Dr
Jeffrey Koplan
Dr Koplan is
Vice President for Academic Health Affairs at Emory University.
He was formerly Director of the US Centers for Disease Control and
Prevention (CDC), a post he held from 1998 to 2002.
He started his
26-year public health service and CDC career as an Epidemic Intelligence
Service officer in 1972, working in the World Health Organization
(WHO) Smallpox Eradication Programme. He has made contributions
in the battle against the major burdens of infectious disease, environmental
hazards, chronic disease and unintentional injuries. From 1989 to
1994, Dr Koplan served as Assistant Surgeon General and the first
director of the CDC's National Center for Chronic Disease Prevention
and Health Promotion. From 1994 to 1998, he was director and president
of the Prudential Center for Health Care Research which conducts
health services and outcomes research.
Dr Koplan regularly
serves as a consultant to the World Bank and the WHO on public health
programs. He has worked in Finland on cardiovascular programs, consulted
on infectious and chronic disease issue in China for over 20 years,
and designed efforts to prevent chronic disease in Hungary.

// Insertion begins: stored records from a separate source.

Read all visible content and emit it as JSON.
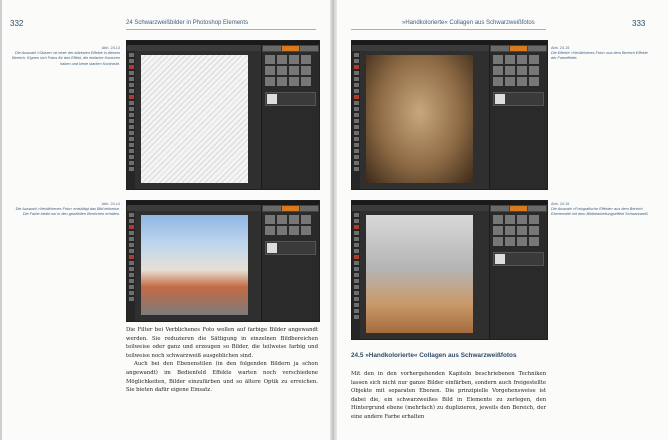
{
  "left_page": {
    "page_number": "332",
    "running_head": "24  Schwarzweißbilder in Photoshop Elements",
    "figure_1": {
      "label": "Abb. 24.13",
      "caption": "Die Auswahl »Skizze« ist einer der stärksten Effekte in diesem Bereich. Eignen sich Fotos für den Effekt, die einfache Konturen haben und keine starken Kontraste."
    },
    "figure_2": {
      "label": "Abb. 24.14",
      "caption": "Die Auswahl »Verblichenes Foto« entsättigt das Bild teilweise. Die Farbe bleibt nur in den gewählten Bereichen erhalten."
    },
    "body_paragraphs": [
      "Die Filter bei Verblichenes Foto wollen auf farbige Bilder angewandt werden. Sie reduzieren die Sättigung in einzelnen Bildbereichen teilweise oder ganz und erzeugen so Bilder, die teilweise farbig und teilweise noch schwarzweiß ausgeblichen sind.",
      "Auch bei den Ebenenstilen (in den folgenden Bildern ja schon angewandt) im Bedienfeld Effekte warten noch verschiedene Möglichkeiten, Bilder einzufärben und so ältere Optik zu erreichen. Sie bieten dafür eigene Einsatz."
    ]
  },
  "right_page": {
    "page_number": "333",
    "running_head": "»Handkolorierte« Collagen aus Schwarzweißfotos",
    "figure_1": {
      "label": "Abb. 24.15",
      "caption": "Die Effekte »Verblichenes Foto« aus dem Bereich Effekte der Fotoeffekte."
    },
    "figure_2": {
      "label": "Abb. 24.16",
      "caption": "Die Auswahl »Fotografische Effekte« aus dem Bereich Ebenenstile mit dem Bildbearbeitungseffekt Schwarzweiß."
    },
    "section_heading": "24.5  »Handkolorierte« Collagen aus Schwarzweißfotos",
    "body_paragraph": "Mit den in den vorhergehenden Kapiteln beschriebenen Techniken lassen sich nicht nur ganze Bilder einfärben, sondern auch freigestellte Objekte mit separaten Ebenen. Die prinzipielle Vorgehensweise ist dabei die, ein schwarzweißes Bild in Elemente zu zerlegen, den Hintergrund ebene (mehrfach) zu duplizieren, jeweils den Bereich, der eine andere Farbe erhalten"
  },
  "colors": {
    "caption_blue": "#3d5c82",
    "heading_blue": "#2d4b6a",
    "ui_dark": "#2f2f2f",
    "ui_accent_orange": "#d77a20"
  }
}
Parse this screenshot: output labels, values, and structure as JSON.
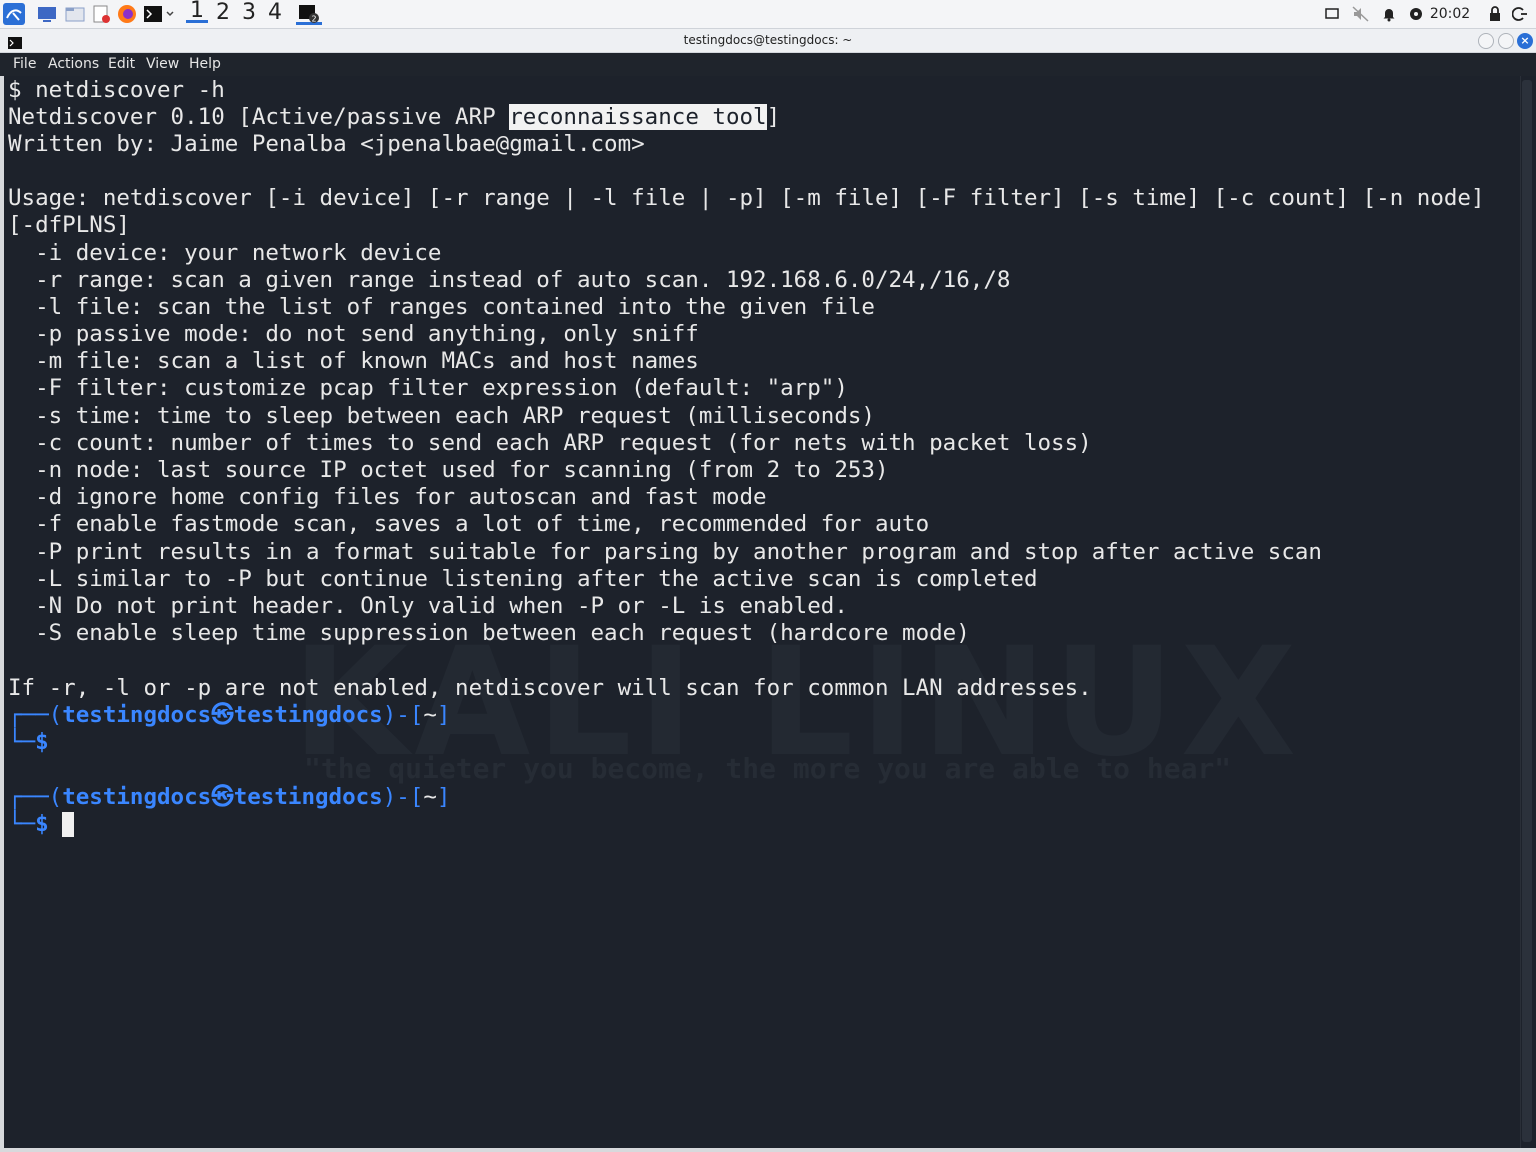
{
  "panel": {
    "workspaces": [
      "1",
      "2",
      "3",
      "4"
    ],
    "badge": "2",
    "clock": "20:02"
  },
  "window": {
    "title": "testingdocs@testingdocs: ~",
    "close": "×"
  },
  "menu": [
    "File",
    "Actions",
    "Edit",
    "View",
    "Help"
  ],
  "terminal": {
    "l0": "$ netdiscover -h",
    "l1a": "Netdiscover 0.10 [Active/passive ARP ",
    "l1b": "reconnaissance tool",
    "l1c": "]",
    "l2": "Written by: Jaime Penalba <jpenalbae@gmail.com>",
    "l4": "Usage: netdiscover [-i device] [-r range | -l file | -p] [-m file] [-F filter] [-s time] [-c count] [-n node]",
    "l5": "[-dfPLNS]",
    "l6": "  -i device: your network device",
    "l7": "  -r range: scan a given range instead of auto scan. 192.168.6.0/24,/16,/8",
    "l8": "  -l file: scan the list of ranges contained into the given file",
    "l9": "  -p passive mode: do not send anything, only sniff",
    "l10": "  -m file: scan a list of known MACs and host names",
    "l11": "  -F filter: customize pcap filter expression (default: \"arp\")",
    "l12": "  -s time: time to sleep between each ARP request (milliseconds)",
    "l13": "  -c count: number of times to send each ARP request (for nets with packet loss)",
    "l14": "  -n node: last source IP octet used for scanning (from 2 to 253)",
    "l15": "  -d ignore home config files for autoscan and fast mode",
    "l16": "  -f enable fastmode scan, saves a lot of time, recommended for auto",
    "l17": "  -P print results in a format suitable for parsing by another program and stop after active scan",
    "l18": "  -L similar to -P but continue listening after the active scan is completed",
    "l19": "  -N Do not print header. Only valid when -P or -L is enabled.",
    "l20": "  -S enable sleep time suppression between each request (hardcore mode)",
    "l22": "If -r, -l or -p are not enabled, netdiscover will scan for common LAN addresses.",
    "prompt_user": "testingdocs",
    "prompt_sep": "㉿",
    "prompt_host": "testingdocs",
    "prompt_dir": "~",
    "prompt_dollar": "$"
  },
  "watermark": {
    "logo": "KALI LINUX",
    "tagline": "\"the quieter you become, the more you are able to hear\""
  }
}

In 1984,
he led the US team investigating the Bhopal chemical disaster in
India. He was also responsible for developing surveillance and epidemic
investigation capability in ten Caribbean nations while based in
Trinidad and Tobago.
Dr Koplan is
also very active in public service in the US. He was Chairman of
the Public Health Service Executive Committee on AIDS from 1982
to 1984, a member of the advisory committee to the CEO of the American
Cancer Society and was on the Advisory Board of the Agency for Health
Care Policy and Research (now Agency for Healthcare Research and
Quality, which is a part of the U.S. Department of Health and Human
Services. It is the lead agency charged with sponsoring and conducting
research designed to improve the quality of healthcare).